Shakedown is a 2018 American documentary film directed by Leilah Weinraub. The film centers around a Los Angeles black-lesbian strip club of the same name in its heyday from 2002 to 2004. The film premiered in 2018 and was screened at film festivals throughout North America and Europe. In March 2020 it was released via digital streaming on Pornhub as the first non-pornographic film on the website.

==Synopsis==
The film documents a black lesbian strip club called Shakedown in Los Angeles from 2002 to the time it was shut down by police in 2004. It follows the staff including Ronnie, the club's owner and promoter, and some of the dancers.

==Release==
The film premiered at the 2018 Berlinale and was later screened at various art institutions and film festivals including the Tate, London; ICA, London; MoMA PS1, New York; Centre d’Art Contemporain, Geneva; True/False Film Festival, Missouri; Sheffield Doc/Fest, England; Images Festival, Toronto; Frameline Film Festival, San Francisco and Gavin Brown's Enterprise, New York. A shorter version was screened as part of the 2017 Whitney Biennial.

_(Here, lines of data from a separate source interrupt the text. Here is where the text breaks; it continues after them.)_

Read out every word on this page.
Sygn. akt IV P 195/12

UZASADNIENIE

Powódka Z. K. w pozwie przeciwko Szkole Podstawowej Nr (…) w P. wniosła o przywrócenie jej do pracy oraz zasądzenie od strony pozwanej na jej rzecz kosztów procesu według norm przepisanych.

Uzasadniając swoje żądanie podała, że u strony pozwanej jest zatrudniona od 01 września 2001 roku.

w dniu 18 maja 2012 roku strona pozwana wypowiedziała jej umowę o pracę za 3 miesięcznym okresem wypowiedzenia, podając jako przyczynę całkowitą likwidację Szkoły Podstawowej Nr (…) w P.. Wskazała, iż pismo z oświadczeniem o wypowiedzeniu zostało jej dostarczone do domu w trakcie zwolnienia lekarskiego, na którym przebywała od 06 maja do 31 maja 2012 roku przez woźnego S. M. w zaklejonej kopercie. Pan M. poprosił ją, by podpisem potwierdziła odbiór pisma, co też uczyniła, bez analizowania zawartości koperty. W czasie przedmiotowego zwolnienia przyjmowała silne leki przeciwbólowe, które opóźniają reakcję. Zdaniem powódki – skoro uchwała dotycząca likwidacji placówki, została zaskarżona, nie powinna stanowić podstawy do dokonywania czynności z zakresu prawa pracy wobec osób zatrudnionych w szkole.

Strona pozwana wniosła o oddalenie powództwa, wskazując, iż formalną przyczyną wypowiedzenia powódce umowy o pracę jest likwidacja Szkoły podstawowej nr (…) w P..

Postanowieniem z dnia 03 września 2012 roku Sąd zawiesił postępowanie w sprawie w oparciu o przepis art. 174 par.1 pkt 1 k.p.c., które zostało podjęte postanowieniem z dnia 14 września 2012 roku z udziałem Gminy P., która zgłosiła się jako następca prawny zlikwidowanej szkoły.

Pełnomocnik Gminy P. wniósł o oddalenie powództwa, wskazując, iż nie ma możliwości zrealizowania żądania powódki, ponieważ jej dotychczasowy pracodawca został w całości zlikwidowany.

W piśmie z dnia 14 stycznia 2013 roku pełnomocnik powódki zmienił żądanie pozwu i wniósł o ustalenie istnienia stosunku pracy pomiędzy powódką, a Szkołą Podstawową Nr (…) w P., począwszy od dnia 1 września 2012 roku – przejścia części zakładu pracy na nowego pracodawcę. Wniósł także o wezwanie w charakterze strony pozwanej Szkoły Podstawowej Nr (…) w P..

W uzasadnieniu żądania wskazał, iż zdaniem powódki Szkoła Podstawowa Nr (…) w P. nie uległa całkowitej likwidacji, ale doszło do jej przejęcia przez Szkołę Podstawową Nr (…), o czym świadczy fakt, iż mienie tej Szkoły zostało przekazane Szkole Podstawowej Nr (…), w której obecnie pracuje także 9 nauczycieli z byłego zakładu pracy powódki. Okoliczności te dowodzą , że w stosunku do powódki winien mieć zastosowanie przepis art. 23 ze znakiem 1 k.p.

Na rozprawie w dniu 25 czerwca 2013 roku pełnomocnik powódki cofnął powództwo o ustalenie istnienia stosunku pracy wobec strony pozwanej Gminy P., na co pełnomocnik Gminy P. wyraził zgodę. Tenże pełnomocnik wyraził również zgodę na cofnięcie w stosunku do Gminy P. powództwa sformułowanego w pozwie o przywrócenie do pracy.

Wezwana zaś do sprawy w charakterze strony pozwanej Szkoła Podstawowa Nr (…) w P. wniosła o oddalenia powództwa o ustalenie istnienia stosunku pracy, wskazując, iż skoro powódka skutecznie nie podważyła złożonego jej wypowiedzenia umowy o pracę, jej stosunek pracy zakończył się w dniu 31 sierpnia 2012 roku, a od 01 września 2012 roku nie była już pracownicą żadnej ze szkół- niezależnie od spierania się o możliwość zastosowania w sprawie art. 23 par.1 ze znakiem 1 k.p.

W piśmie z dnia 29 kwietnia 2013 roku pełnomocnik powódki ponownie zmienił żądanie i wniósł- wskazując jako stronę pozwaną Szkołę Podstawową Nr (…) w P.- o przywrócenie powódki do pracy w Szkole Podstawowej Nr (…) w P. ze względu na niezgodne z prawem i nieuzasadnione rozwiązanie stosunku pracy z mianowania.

In March 2020 it was released by the pornographic website Pornhub as "the first ever non-adult film" available on the site. It will be available on Pornhub throughout the month of March 2020 only. Starting in May 2020, Shakedown started streaming on the Criterion Channel as part of its “Tell Me: Women’s Stories, Women Filmmakers” series.

==Production==
Weinraub began shooting the film in 2002 when she was 23 years old. She was initially brought to the club by a friend and was so amazed by it that she asked for a job there, eventually being hired as a photographer and videographer. She shot over 400 hours of footage. The film shows the strip club's heyday, between 2002 and 2004 when the club's main venue was shut down by Los Angeles police who cracked down on nude performers in the city.

==Reception==
Devon Yarbrough of Vox magazine called it "an honest, multi-faceted film about freedom, strife and human connection" and noted that while the film contains funny moments it maintains a serious tone. Steve Erickson of Gay City News compared the film to Paris is Burning and Derek Jarman's Will You Dance with Me?